Zig Ziglar used to have his audience do an exercise to illustrate the point. He tells people to describe their watches without looking at them. Most of the time, they couldn’t say much more than the brand and analog or digital; their own watch that’s on their wrist. What do each of the buttons say? Are there roman numerals or numbers? What’s at the 12-o’clock position? And so on. Next, he has them look at their watch to see how much detail they’ve missed with something that they likely look at many times each day. Last, he asks what time it was, and most people couldn’t say because they were too focused on everything else.
The only watch I wear is my gps watch, and only while I’m running.
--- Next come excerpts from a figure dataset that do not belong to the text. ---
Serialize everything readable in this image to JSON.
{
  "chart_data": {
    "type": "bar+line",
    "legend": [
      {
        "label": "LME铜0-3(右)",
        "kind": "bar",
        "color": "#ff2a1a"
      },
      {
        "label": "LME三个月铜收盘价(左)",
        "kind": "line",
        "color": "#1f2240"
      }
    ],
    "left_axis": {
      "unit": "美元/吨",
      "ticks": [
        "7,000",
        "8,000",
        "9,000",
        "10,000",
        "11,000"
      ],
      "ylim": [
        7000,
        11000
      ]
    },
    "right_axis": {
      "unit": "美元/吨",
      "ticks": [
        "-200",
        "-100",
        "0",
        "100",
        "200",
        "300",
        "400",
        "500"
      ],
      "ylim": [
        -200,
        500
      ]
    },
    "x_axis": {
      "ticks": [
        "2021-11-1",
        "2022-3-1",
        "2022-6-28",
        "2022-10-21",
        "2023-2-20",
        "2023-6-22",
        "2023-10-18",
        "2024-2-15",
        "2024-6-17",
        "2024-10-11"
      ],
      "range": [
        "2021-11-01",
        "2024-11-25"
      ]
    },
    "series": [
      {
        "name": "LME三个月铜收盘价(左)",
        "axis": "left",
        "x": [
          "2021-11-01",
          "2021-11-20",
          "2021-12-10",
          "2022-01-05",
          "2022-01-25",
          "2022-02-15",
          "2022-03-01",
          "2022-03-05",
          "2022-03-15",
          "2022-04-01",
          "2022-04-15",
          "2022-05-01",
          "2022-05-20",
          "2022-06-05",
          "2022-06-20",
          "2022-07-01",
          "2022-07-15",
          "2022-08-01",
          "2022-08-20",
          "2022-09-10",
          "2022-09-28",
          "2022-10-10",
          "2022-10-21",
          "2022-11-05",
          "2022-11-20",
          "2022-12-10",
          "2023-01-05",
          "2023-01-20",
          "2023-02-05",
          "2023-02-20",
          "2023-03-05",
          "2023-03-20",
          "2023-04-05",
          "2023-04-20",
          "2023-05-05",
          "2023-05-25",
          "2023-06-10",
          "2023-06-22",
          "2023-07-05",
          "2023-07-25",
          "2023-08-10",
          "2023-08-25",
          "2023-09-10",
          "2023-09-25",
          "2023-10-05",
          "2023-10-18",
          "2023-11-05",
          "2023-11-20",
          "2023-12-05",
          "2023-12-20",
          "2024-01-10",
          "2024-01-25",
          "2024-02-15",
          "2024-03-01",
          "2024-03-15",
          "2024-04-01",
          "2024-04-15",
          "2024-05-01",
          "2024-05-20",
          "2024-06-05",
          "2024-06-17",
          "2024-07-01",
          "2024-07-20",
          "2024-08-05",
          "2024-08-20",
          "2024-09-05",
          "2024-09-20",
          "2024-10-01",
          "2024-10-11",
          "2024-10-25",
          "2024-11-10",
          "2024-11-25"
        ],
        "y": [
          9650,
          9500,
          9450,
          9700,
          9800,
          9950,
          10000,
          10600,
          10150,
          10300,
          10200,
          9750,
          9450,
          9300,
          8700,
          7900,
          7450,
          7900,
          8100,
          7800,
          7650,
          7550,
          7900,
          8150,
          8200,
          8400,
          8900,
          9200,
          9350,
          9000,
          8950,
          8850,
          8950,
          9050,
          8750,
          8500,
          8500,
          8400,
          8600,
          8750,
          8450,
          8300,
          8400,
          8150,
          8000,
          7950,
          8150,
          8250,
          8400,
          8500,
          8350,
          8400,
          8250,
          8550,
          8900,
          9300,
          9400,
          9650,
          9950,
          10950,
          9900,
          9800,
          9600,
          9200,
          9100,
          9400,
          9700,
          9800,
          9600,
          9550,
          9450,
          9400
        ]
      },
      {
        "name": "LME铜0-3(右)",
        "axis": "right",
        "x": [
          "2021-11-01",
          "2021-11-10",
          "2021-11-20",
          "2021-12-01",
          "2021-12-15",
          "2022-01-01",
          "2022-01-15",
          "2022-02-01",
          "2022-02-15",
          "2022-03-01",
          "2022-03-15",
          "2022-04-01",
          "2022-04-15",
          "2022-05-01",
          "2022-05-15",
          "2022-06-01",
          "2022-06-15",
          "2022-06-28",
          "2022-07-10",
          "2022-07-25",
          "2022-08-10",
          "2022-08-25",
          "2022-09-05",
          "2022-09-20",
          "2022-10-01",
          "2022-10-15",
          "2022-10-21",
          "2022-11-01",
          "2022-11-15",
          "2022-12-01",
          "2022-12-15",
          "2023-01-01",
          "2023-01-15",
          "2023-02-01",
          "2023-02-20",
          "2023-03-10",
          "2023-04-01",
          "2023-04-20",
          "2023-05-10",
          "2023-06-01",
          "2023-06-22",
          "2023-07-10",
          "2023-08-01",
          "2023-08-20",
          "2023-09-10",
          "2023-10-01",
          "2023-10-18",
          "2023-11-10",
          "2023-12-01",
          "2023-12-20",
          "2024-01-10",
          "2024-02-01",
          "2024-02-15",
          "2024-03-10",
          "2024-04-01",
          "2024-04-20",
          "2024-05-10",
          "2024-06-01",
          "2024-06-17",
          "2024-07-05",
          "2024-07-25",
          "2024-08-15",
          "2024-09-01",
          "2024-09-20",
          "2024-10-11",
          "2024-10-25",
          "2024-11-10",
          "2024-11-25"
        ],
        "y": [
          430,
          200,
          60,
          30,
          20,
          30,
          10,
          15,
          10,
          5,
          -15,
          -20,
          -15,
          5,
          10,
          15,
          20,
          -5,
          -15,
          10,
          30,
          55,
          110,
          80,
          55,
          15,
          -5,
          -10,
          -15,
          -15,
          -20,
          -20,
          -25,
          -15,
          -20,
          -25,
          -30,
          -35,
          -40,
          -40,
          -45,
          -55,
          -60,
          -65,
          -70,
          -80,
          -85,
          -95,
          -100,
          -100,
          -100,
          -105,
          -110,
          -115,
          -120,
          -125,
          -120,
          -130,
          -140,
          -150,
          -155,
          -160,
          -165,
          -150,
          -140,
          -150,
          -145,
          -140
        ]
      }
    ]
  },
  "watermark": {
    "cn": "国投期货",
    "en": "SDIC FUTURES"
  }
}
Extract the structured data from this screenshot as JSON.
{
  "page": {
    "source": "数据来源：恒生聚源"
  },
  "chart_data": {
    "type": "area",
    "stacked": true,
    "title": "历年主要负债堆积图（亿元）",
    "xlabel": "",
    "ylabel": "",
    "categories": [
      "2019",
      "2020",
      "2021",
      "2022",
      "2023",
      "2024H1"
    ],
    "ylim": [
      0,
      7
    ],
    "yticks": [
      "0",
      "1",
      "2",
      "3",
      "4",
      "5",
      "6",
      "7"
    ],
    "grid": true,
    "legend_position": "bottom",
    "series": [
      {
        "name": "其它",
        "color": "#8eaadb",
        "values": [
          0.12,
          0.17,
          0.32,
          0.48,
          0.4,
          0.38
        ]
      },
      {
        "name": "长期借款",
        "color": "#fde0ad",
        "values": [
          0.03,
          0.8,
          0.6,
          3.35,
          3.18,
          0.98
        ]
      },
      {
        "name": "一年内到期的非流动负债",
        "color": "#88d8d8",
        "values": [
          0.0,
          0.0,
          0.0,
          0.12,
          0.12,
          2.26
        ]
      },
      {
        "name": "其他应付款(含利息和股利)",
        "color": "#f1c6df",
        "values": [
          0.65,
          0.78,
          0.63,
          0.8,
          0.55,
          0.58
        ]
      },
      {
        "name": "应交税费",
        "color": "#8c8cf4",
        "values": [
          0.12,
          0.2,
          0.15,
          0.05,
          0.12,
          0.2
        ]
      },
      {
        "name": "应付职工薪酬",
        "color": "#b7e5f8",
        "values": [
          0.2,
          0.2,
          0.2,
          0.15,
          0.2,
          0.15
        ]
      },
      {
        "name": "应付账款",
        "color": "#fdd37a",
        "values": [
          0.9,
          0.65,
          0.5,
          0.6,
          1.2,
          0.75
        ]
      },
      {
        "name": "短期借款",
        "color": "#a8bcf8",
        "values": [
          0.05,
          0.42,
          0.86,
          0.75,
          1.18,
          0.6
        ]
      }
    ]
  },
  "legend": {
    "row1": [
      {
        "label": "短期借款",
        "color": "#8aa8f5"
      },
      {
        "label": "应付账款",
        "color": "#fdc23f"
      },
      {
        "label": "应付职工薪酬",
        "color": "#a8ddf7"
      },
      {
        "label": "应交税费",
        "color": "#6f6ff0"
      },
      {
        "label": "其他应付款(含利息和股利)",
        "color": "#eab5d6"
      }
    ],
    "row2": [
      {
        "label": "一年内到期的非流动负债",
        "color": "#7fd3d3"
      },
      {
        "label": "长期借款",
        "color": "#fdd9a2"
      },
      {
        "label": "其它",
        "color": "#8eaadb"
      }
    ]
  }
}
I look at it quite often while running —probably too often— but I still find myself having to look again right away because I didn’t see something that I wanted to know. Without looking, I also couldn’t tell you much about any text or markings on the bezel, even after I’ve looked at it probably thousands of times.
The reason was that even with all that looking, I wasn’t seeing. It was certainly all in my “visual ray”, but most of it was outside of my “intellectual ray” at the time. That’s not always a bad thing, though. If we were perfectly aware of everything within our field of view, it could quickly overwhelm the mind. So our minds have to try to decide what’s important, what’s worth actually noticing.
All we can try to do is to be more aware of what we’re looking at to truly see it.